Dip/stick
Today’s photo is a self-portrait because I couldn’t leave the house in what I was wearing. Would you take me seriously if you bumped into me around the office wearing this?
If I’d only had a coral Margaret Howell blouse, some drawstring moleskin trousers and perhaps a tiny pair of hips, I’d be looking chic today. Oh, and a pair of clear-rimmed specs. But these garms are the closest I could get and, as you can see, tracksuit bottoms (Fat Face 1999 – not really Best Dressed material) an orange top, cropped Primark shirt and fancy-dress glasses do not a professional lady make. I changed into black h-h-h-harem pants and swapped the shirt for my beloved Farhi by Nicole Farhi covering-up mannish shirt thing so I looked less like I’d soiled myself, added a big scarf to make it look like I had some kind of intention for my appearance and headed off to the bus stop flowingly. I do look like a psychodrama workshop facilitator today but that’s probably better than looking like a plain old psychodrama. Today I’d like to add an extra dimension to my snap by providing the soundtrack that was going on in my head as I looked in the mirror.
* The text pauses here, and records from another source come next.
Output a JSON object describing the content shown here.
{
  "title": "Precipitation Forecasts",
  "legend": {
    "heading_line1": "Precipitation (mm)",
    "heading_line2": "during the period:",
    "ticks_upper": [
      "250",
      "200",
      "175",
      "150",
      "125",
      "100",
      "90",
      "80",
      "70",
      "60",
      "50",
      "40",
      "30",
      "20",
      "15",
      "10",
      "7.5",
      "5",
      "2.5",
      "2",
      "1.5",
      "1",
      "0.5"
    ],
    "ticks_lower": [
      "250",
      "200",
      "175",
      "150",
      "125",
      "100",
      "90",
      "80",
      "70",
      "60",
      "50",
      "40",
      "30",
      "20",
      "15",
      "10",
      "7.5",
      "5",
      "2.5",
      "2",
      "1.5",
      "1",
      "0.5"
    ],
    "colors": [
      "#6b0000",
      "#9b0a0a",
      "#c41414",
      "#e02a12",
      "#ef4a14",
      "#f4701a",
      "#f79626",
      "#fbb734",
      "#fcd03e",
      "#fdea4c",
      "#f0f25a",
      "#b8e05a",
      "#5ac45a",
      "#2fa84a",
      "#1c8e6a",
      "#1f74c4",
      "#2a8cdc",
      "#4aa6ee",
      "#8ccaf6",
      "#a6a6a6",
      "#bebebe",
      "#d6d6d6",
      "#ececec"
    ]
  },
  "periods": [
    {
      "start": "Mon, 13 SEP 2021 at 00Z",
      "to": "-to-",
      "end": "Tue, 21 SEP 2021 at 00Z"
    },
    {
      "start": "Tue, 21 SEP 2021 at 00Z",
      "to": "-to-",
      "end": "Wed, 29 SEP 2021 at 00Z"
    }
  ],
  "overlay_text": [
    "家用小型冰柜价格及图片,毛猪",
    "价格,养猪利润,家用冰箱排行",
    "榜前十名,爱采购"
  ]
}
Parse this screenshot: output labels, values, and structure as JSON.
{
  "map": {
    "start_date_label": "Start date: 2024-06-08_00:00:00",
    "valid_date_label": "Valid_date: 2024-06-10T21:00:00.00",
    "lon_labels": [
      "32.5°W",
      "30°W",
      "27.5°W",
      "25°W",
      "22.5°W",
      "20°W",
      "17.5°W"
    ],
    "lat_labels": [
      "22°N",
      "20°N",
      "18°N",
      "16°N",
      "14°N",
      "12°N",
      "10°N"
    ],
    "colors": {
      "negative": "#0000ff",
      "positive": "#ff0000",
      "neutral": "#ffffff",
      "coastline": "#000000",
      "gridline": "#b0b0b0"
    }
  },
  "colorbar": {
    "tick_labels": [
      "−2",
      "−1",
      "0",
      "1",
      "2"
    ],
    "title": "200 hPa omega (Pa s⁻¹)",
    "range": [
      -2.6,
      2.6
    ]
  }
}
For those who have spotify: http://open.spotify.com/track/1Vchex0xowRj9k59RLvRfo.

Step out

Stay in
Dinner last night, on the other hand, was a steaming success. It was Hugh’s Muhamarra recipe, a very tasty affair involving walnuts, bread, olive oil, baked red peppers, chilli flakes, lime juice and caramelised onion chutney because I couldn’t find any pomegranate molasses. Once I was on Guardian Soulmates – why not, since I outsource every other decision in my life to the Guardian, let it choose me a lover as well? I met this guy and Jesus Christ was he a bore. He was even more smug than me. He was sick with the nation because it promoted cultural low-browism by celebrating Harry Potter. I unfortunately hit upon the subject of his difficult relationship with his father within ten minutes of meeting him – purely accidental – and the tense diatribe that followed was a terrifying to behold, and highly awkward to react to over a conversational pint of Strongbow. Anyway I went home after a while and shortly afterwards decided to choose my own menfolk. But the point of this story is that he harped on at great length about how amazing pomegranate molasses is, and how you can use it to add depth to any flavour, and how you can get it any Turkish shop. But I was in Sainsbury’s in my tracksuit (because I’m now running everywhere in order to maintain this experiment without growing out of the last remaining giantsize harem pants) and I couldn’t find any, so I just bought some Taste the Difference chutney instead. It’s a bit soapy to be honest. ANYWAY, the dip is stunningly delicious. You must make it. If you can’t be bothered to do the bits involving the peppers, the paste made with all the other ingredients is delicious in itself. Walnutty oily rich wonder with bread dipped in. I ate plenty of it before I added the peppers. Hugh told me to add the rest of the ingredients after the peppers but I rebelliously ignored him. I was wating for the peppers to cook so I thought I may as well get the rest ready.
Also I used my hand blender! If you’ve been reading from the start you’ll know this is a great thing as it marks my triumph over the emotional scars I earned during an egg white incident.
Here are the photies:

Muhamarra

Muhm-muhm-ahhh
I know it looks kind of like a feline production here but that’s just any ungarnished dip for you isn’t it? I added extra chilli flakes, chutney and cumin so it’s got quite a kick. It’s making me mildly perspire as I eat the remains for lunch while typing this.
Conclusions:
- I’m taking a long moment to appreciate the fact that I changed out of that heinous outfit before coming to work.
- I strongly recommend trying the dip.
- Peeling red peppers is pretty tricky even after doing the oven/plastic bag trick but the dip doesn’t appear to have suffered by having skins in it.